Challenges we ran into

Data imbalance: The dominance of “relevant” reviews in Google data forced us to generate synthetic labels to bootstrap training.
Model trade-offs: Transformer models like DistilBERT were powerful but too heavy for hackathon-scale prototyping and real-time inference. We learned to balance efficiency and accuracy by relying on DNNs and ensembles.
Scalability: Building not just an accurate model but one that could scale to TikTok’s global user base required modular, lightweight, and adaptable design.
Edge cases: Distinguishing between genuine negative feedback and “rants” without on-site experience required careful rule design and metadata use.

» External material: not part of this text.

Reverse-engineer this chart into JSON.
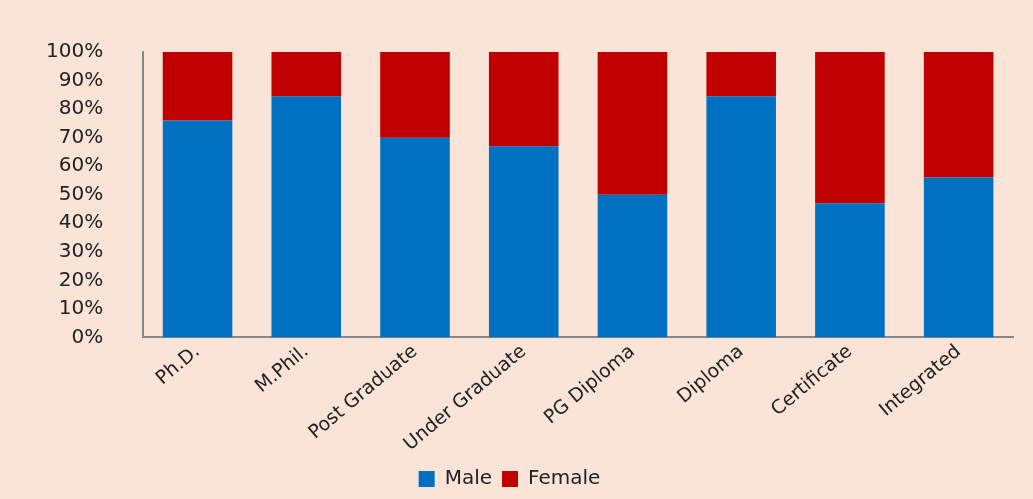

Accomplishments that we're proud of

Delivering an end-to-end pipeline that runs from raw reviews to categorized outputs.
Achieving ~98% accuracy on a balanced dataset, validated against synthetic + annotated samples.
Designing a system that is modular and scalable, so TikCheck can handle millions of reviews across TikTok.
Building a lightweight demo UI where users can instantly see relevant reviews in green and noisy ones in gray.
Striking the right trade-off between speed, interpretability, and performance.

What we learned

Synthetic data generation can effectively balance skewed datasets, but only real-world noisy data (like TikTok’s) creates lasting model efficiency.
Lighter neural models (DNNs) can outperform heavier transformers in terms of speed and scalability in high-volume, production-style pipelines.
Rule-based filters could be essential for fast wins and reducing load on deeper models.
Building for a global platform means designing with scalability in mind from day one — modularity, ensemble extensibility, and efficient pipelines are just as important as accuracy.

What's next for TikCheck

Google Maps API integration → for real-time ingestion of fresh reviews at scale.
Lynx integration → embedding TikCheck directly into TikTok’s open-source UI framework to make moderation seamless for end users.
Local end-to-end deployment → running ingestion, training, and classification on TikTok’s infrastructure for efficiency, security, and scalability.
Beyond locations → expanding TikCheck to moderate other forms of user-generated content, making TikTok’s ecosystem cleaner, fairer, and more engaging.